Vanessa está sentada en las gradas, se ha hecho invisible e intenta concentrarse en el entrenamiento para que el tiempo pase más rápido. No lo consigue. Jamás ha comprendido que la gente aguante algo tan terriblemente absurdo como correr detrás de una pelota, y mucho menos mirar mientras otros lo hacen. Habrá algo así como un millón de cosas que le gustaría hacer antes que seguir a Gustaf.

Si es un asesino aliado con las fuerzas demoníacas, la verdad es que lo disimula de maravilla. Vanessa se pregunta si ha desperdiciado la mitad de sus vacaciones de Navidad dedicándose a esa tarea.

El entrenador del EIK es el padre de Kevin Månsson, un hombre musculoso que ahora no para de tocar el silbato. Vanessa mira el gran reloj que cuelga de la pared por encima de los asientos. Por fin. Los chicos que están en la pista se reúnen en un grupo. Se reparten las palmaditas de rigor en la espalda, beben agua de botellas de plástico, se dan puñetazos de broma y vociferan. Vanessa suspira de impaciencia. En momentos así se recuerda a sí misma por qué jamás en la vida se le ocurriría estar con un chico de su edad.

Baja sigilosamente de la grada y se une al grupo. A aquellas alturas ha aprendido que no debe usar perfume ni ir con el pelo recién lavado cuando espía a Gustaf. La primera vez que asistió a uno de los entrenamientos cometió ese error. Kevin Månsson saltó enseguida entre aullidos, diciendo que olía a maricón, y empezó a olisquear a su alrededor como un sabueso inquieto, ansioso por encontrar al culpable.

Lo sigue hasta los vestuarios. Los chicos empiezan a quitarse las zapatillas y las camisetas sudadas. Rebuscan en las bolsas la toalla y el gel.

Es como entrar en el universo paralelo y secreto de los chicos. Ha visto a varios de los más guapos del instituto enjabonarse en la ducha pero también ha visto que Kevin, sentado a solas en el vestuario, se descubría un grano enorme en el brazo, chupaba el contenido y lo escupía en la papelera. Hay cosas de los demás que uno no quiere saber. Hay cosas que una vez vistas no se pueden olvidar por mucho que uno quiera.

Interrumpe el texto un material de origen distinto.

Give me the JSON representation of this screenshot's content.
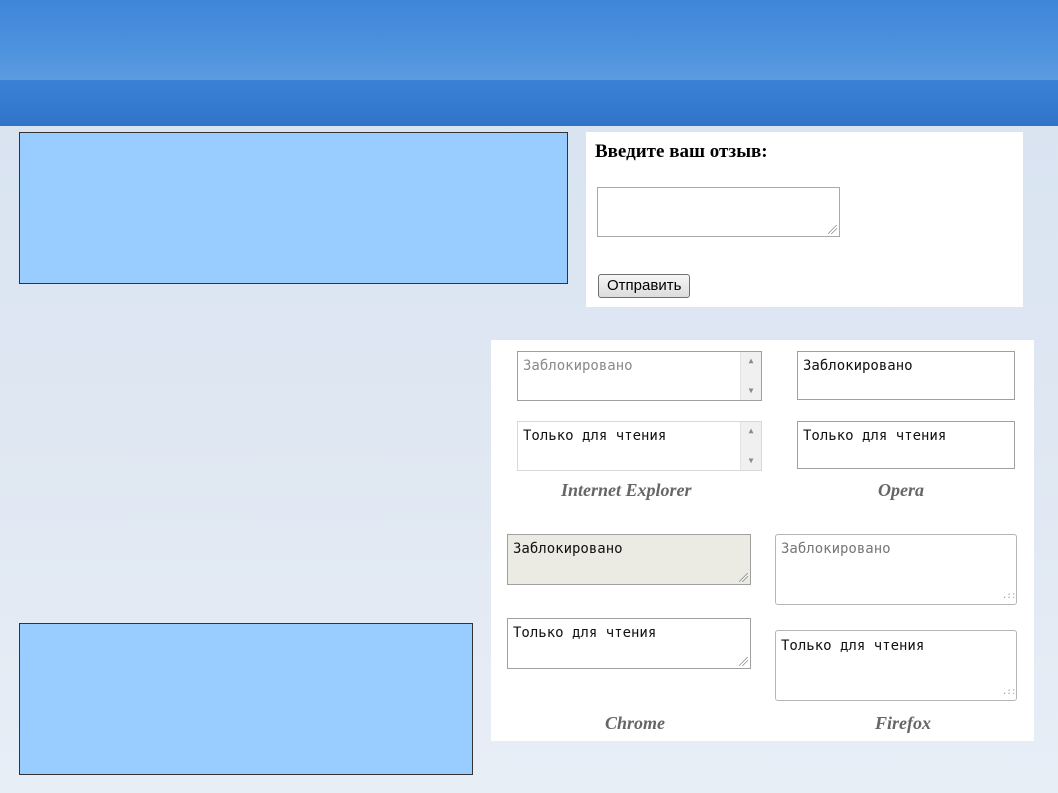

Gustaf no es como los demás. Más discreto. Como si no tuviera tanto que demostrar. Seguramente por eso todas las chicas se enamoran siempre de él.

Ahora está en la sauna. Le brilla la piel por el sudor. Está sentado entre los demás y, sin embargo, no está del todo con ellos. Vanessa ve por el ventanuco de la puerta que está fingiendo que le hacen gracia sus bromas. Ninguno de los chicos parece notarlo y Vanessa se pregunta si Gustaf era así antes de que Rebecka muriera.

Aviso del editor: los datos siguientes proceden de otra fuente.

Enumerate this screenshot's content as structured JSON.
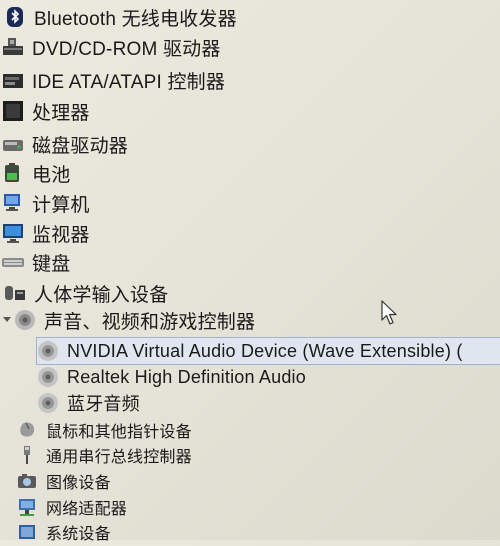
{
  "device_tree": {
    "categories": [
      {
        "label": "Bluetooth 无线电收发器",
        "icon": "bluetooth-icon"
      },
      {
        "label": "DVD/CD-ROM 驱动器",
        "icon": "optical-drive-icon"
      },
      {
        "label": "IDE ATA/ATAPI 控制器",
        "icon": "ide-controller-icon"
      },
      {
        "label": "处理器",
        "icon": "processor-icon"
      },
      {
        "label": "磁盘驱动器",
        "icon": "disk-drive-icon"
      },
      {
        "label": "电池",
        "icon": "battery-icon"
      },
      {
        "label": "计算机",
        "icon": "computer-icon"
      },
      {
        "label": "监视器",
        "icon": "monitor-icon"
      },
      {
        "label": "键盘",
        "icon": "keyboard-icon"
      },
      {
        "label": "人体学输入设备",
        "icon": "hid-icon"
      },
      {
        "label": "声音、视频和游戏控制器",
        "icon": "speaker-icon",
        "expanded": true
      }
    ],
    "audio_children": [
      {
        "label": "NVIDIA Virtual Audio Device (Wave Extensible) (",
        "icon": "audio-device-icon",
        "selected": true
      },
      {
        "label": "Realtek High Definition Audio",
        "icon": "audio-device-icon"
      },
      {
        "label": "蓝牙音频",
        "icon": "audio-device-icon"
      }
    ],
    "more_categories": [
      {
        "label": "鼠标和其他指针设备",
        "icon": "mouse-icon"
      },
      {
        "label": "通用串行总线控制器",
        "icon": "usb-icon"
      },
      {
        "label": "图像设备",
        "icon": "camera-icon"
      },
      {
        "label": "网络适配器",
        "icon": "network-adapter-icon"
      },
      {
        "label": "系统设备",
        "icon": "system-device-icon"
      }
    ]
  },
  "colors": {
    "selection_background": "#dfe6ef",
    "selection_border": "#9fb3ca",
    "background": "#e8e6da"
  }
}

Antes de que él la matara.

Si es que fue él. ¿Es posible que fuera Gustaf?

Esta mañana, muy temprano, se vieron todas salvo Ida en la casa de Nicolaus. Desde que atacaron a Minoo han quedado allí todas las mañanas para practicar cómo vencer a la magia.

Las sesiones consisten, por lo general, en que Anna-Karin trata de obligarlas una a una a que hagan algo, mientras ellas intentan bloquearla. Anna-Karin se mostró sorprendentemente reacia, pero al final se dejó convencer.

—Bueno, pero solo pienso hacer cosas inofensivas —dice.

Un segundo después dirigió todo su poder hacia Minoo, que sintió un deseo irrefrenable de ponerse a cantar una canción pastelosa. Una estrofa entera, además del estribillo, surgieron de su garganta antes de que Minoo lograra detener el resto.

—Eso no es inofensivo —dijo Minoo, roja como un tomate.

Luego simplifican lo más posible los ejercicios. Por ejemplo, Anna-Karin les ordena que recojan un bolígrafo del suelo mientras ellas intentan resistir el impulso.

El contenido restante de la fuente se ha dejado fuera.